En bref

  • Google a dévoilé le 22 avril à Cloud Next 2026 sa plateforme unifiée Gemini Enterprise pour concevoir, déployer et gouverner des agents IA en entreprise.
  • L'annonce s'accompagne d'un fonds de 750 M$ pour les 120 000 partenaires de l'écosystème et de l'arrivée des TPU de 8e génération.
  • Salesforce, ServiceNow, Workday, Adobe, Oracle et Palo Alto Networks intègrent leurs agents dans la nouvelle console commune.

Ce qui s'est passé

Lors de la keynote d'ouverture de Google Cloud Next 2026 à Las Vegas, Sundar Pichai et Thomas Kurian ont présenté le Gemini Enterprise Agent Platform, décrit comme « un hub unique pour l'ère agentique ». La plateforme regroupe un Agent Designer, un Inbox permettant aux équipes de recevoir les rapports d'avancement des bots, un module Long-running agents et un système de Skills et Projects pour versionner les comportements.

Google Cloud a également annoncé un engagement financier de 750 millions de dollars destiné à outiller ses 120 000 partenaires intégrateurs avec des crédits, des formations et des ressources d'ingénierie pour accélérer les déploiements agentiques chez les clients communs.
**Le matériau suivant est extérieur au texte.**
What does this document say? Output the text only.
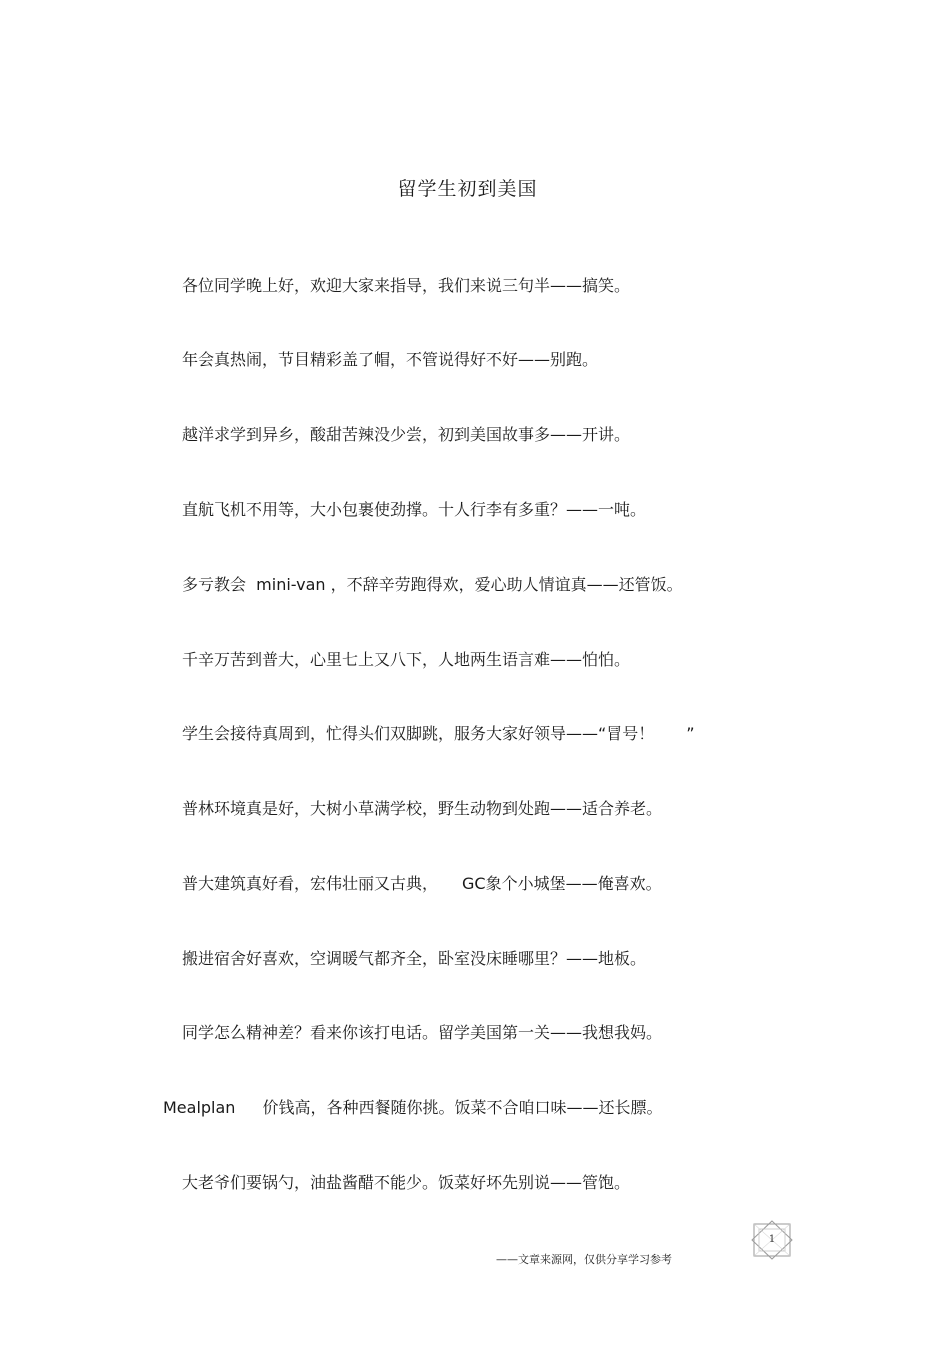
留学生初到美国

各位同学晚上好，欢迎大家来指导，我们来说三句半——搞笑。

年会真热闹，节目精彩盖了帽，不管说得好不好——别跑。

越洋求学到异乡，酸甜苦辣没少尝，初到美国故事多——开讲。

直航飞机不用等，大小包裹使劲撑。十人行李有多重？——一吨。

多亏教会  mini-van ，不辞辛劳跑得欢，爱心助人情谊真——还管饭。

千辛万苦到普大，心里七上又八下，人地两生语言难——怕怕。

学生会接待真周到，忙得头们双脚跳，服务大家好领导——“冒号！ ”

普林环境真是好，大树小草满学校，野生动物到处跑——适合养老。

普大建筑真好看，宏伟壮丽又古典， GC象个小城堡——俺喜欢。

搬进宿舍好喜欢，空调暖气都齐全，卧室没床睡哪里？——地板。

同学怎么精神差？看来你该打电话。留学美国第一关——我想我妈。

Mealplan 价钱高，各种西餐随你挑。饭菜不合咱口味——还长膘。

大老爷们要锅勺，油盐酱醋不能少。饭菜好坏先别说——管饱。

——文章来源网，仅供分享学习参考
1
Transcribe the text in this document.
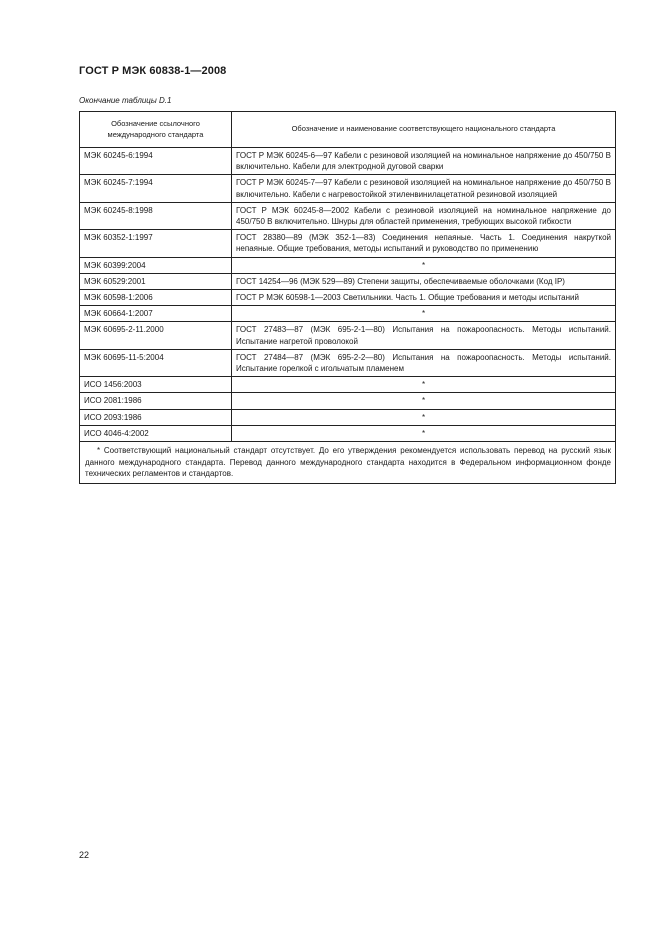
ГОСТ Р МЭК 60838-1—2008
Окончание таблицы D.1
Обозначение ссылочного международного стандарта	Обозначение и наименование соответствующего национального стандарта
МЭК 60245-6:1994	ГОСТ Р МЭК 60245-6—97 Кабели с резиновой изоляцией на номинальное напряжение до 450/750 В включительно. Кабели для электродной дуговой сварки
МЭК 60245-7:1994	ГОСТ Р МЭК 60245-7—97 Кабели с резиновой изоляцией на номинальное напряжение до 450/750 В включительно. Кабели с нагревостойкой этиленвинилацетатной резиновой изоляцией
МЭК 60245-8:1998	ГОСТ Р МЭК 60245-8—2002 Кабели с резиновой изоляцией на номинальное напряжение до 450/750 В включительно. Шнуры для областей применения, требующих высокой гибкости
МЭК 60352-1:1997	ГОСТ 28380—89 (МЭК 352-1—83) Соединения непаяные. Часть 1. Соединения накруткой непаяные. Общие требования, методы испытаний и руководство по применению
МЭК 60399:2004	*
МЭК 60529:2001	ГОСТ 14254—96 (МЭК 529—89) Степени защиты, обеспечиваемые оболочками (Код IP)
МЭК 60598-1:2006	ГОСТ Р МЭК 60598-1—2003 Светильники. Часть 1. Общие требования и методы испытаний
МЭК 60664-1:2007	*
МЭК 60695-2-11.2000	ГОСТ 27483—87 (МЭК 695-2-1—80) Испытания на пожароопасность. Методы испытаний. Испытание нагретой проволокой
МЭК 60695-11-5:2004	ГОСТ 27484—87 (МЭК 695-2-2—80) Испытания на пожароопасность. Методы испытаний. Испытание горелкой с игольчатым пламенем
ИСО 1456:2003	*
ИСО 2081:1986	*
ИСО 2093:1986	*
ИСО 4046-4:2002	*
* Соответствующий национальный стандарт отсутствует. До его утверждения рекомендуется использовать перевод на русский язык данного международного стандарта. Перевод данного международного стандарта находится в Федеральном информационном фонде технических регламентов и стандартов.	
22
Côté infrastructure, la 8e génération de TPU débarque, aux côtés de nouvelles briques de stockage et de réseau optimisées pour les charges multi-modèles.

Dans la foulée, Salesforce et Google Cloud ont dévoilé une intégration profonde permettant aux agents de circuler entre les deux plateformes avec un contexte partagé complet. Adobe, Atlassian, Deloitte, Lovable, Oracle, Palo Alto Networks, Replit, S&P Global, ServiceNow et Workday rejoignent le catalogue d'agents natifs. Google revendique une croissance de 40 % des utilisateurs actifs payants mensuels de Gemini Enterprise au premier trimestre 2026.

Pourquoi c'est important

L'offensive de Google marque un tournant dans la bataille des plateformes agentiques face à OpenAI et Anthropic. Plutôt que de vendre un agent vertical de plus, Mountain View mise sur l'orchestration et la gouvernance : un seul plan de contrôle pour des agents hétérogènes, qu'ils proviennent de Google, d'un éditeur partenaire ou d'un développement interne. C'est exactement le point de douleur qui bloque aujourd'hui les déploiements d'entreprise, où les équipes sécurité peinent à cartographier qui appelle quoi, avec quels droits et sur quelles données.
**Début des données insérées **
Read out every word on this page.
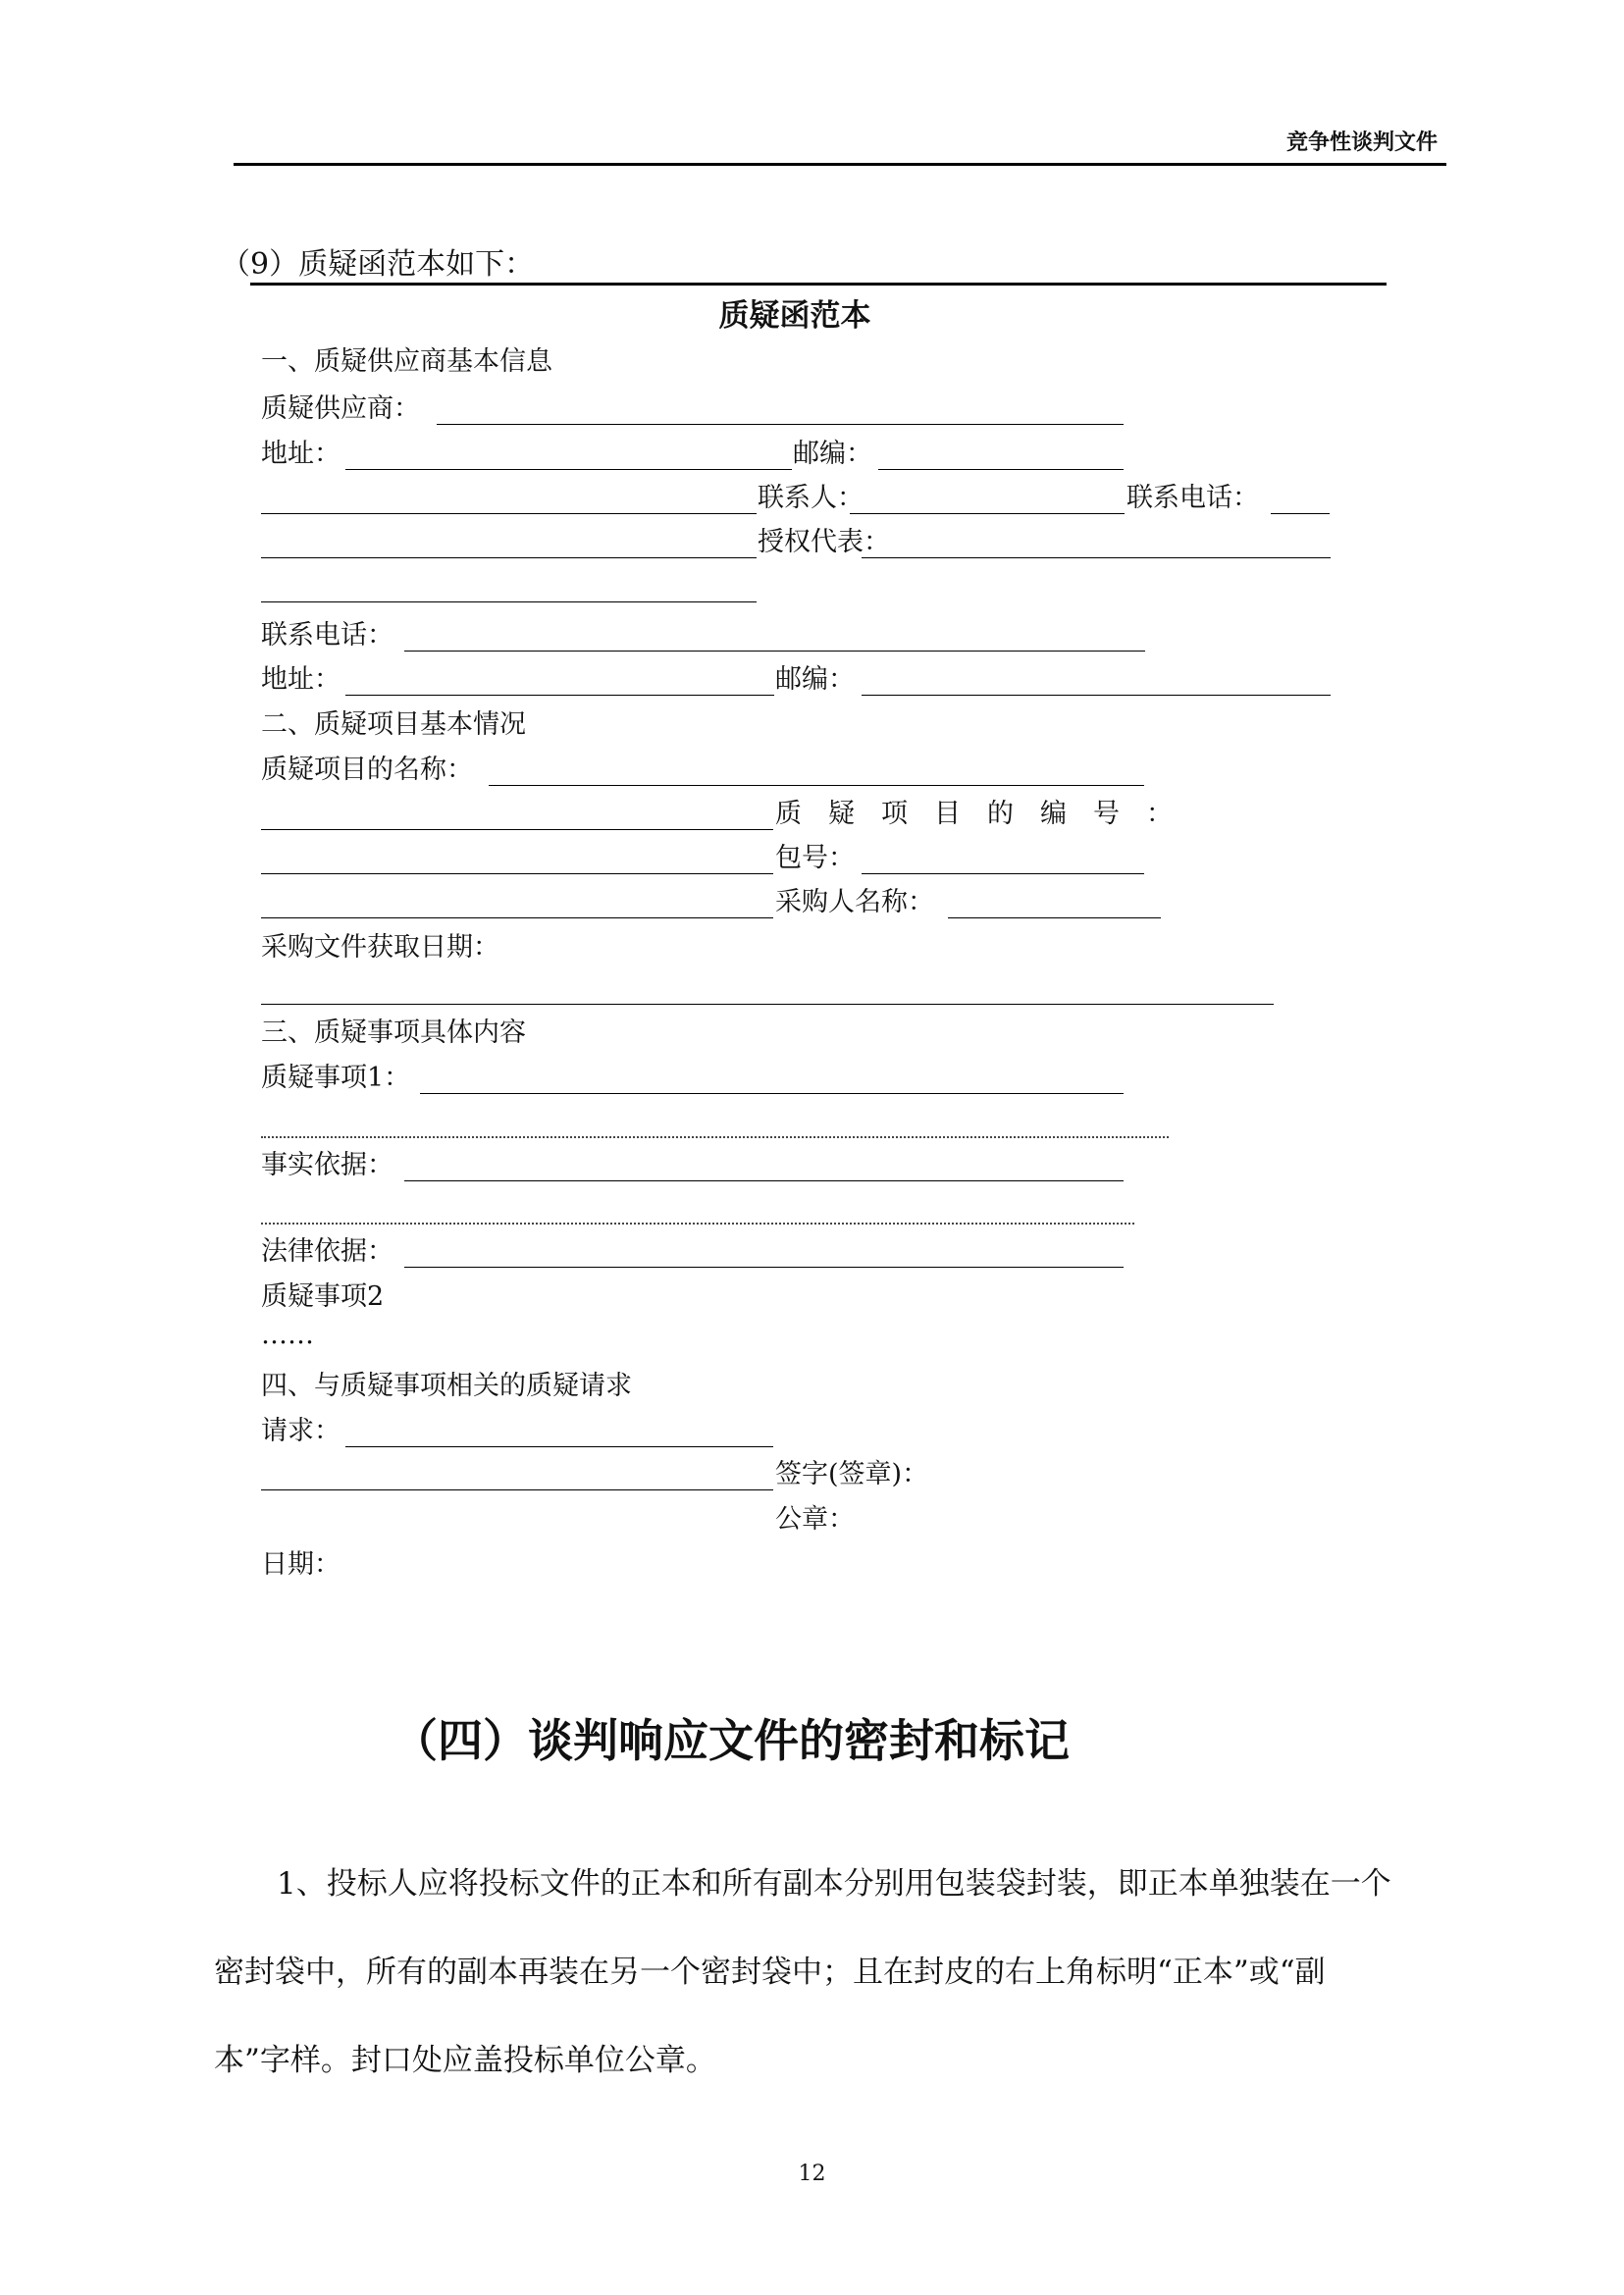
竞争性谈判文件
（9）质疑函范本如下：
质疑函范本
一、质疑供应商基本信息
质疑供应商：
地址：	邮编：
联系人：	联系电话：
授权代表：
联系电话：
地址：	邮编：
二、质疑项目基本情况
质疑项目的名称：
质疑项目的编号：
包号：
采购人名称：
采购文件获取日期：
三、质疑事项具体内容
质疑事项1：
事实依据：
法律依据：
质疑事项2
……
四、与质疑事项相关的质疑请求
请求：
签字(签章)：
公章：
日期：
（四）谈判响应文件的密封和标记
1、投标人应将投标文件的正本和所有副本分别用包装袋封装，即正本单独装在一个
密封袋中，所有的副本再装在另一个密封袋中；且在封皮的右上角标明“正本”或“副
本”字样。封口处应盖投标单位公章。
12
Pour les DSI, l'arrivée d'un Inbox dédié aux agents signale un changement de paradigme : les bots deviennent des collaborateurs numériques avec leurs propres files d'approbation, logs et métriques de productivité. L'enjeu immédiat sera la gestion des identités non humaines et la séparation des pouvoirs entre agents à faible et haut privilège, un chantier que peu d'organisations ont sérieusement engagé.

Ce qu'il faut retenir

  • Gemini Enterprise devient la réponse de Google à l'orchestration multi-agents, avec Agent Designer, Inbox et Skills intégrés.
  • Le fonds de 750 M$ cible l'écosystème partenaire, signe que Google veut déléguer l'intégration plutôt que tout faire seul.
  • Les équipes sécurité doivent anticiper la gouvernance des identités agentiques et la ségrégation des privilèges avant toute mise en production.

En quoi Gemini Enterprise se différencie-t-il d'AgentKit d'OpenAI ?

Là où AgentKit reste centré sur la construction d'agents propriétaires OpenAI, Gemini Enterprise se positionne comme un plan de contrôle multi-éditeurs, capable d'héberger des agents Salesforce, ServiceNow ou Workday aux côtés de ceux construits avec Gemini. La plateforme ajoute une couche de gouvernance — Inbox, Projects, Skills versionnés — pensée pour les environnements réglementés.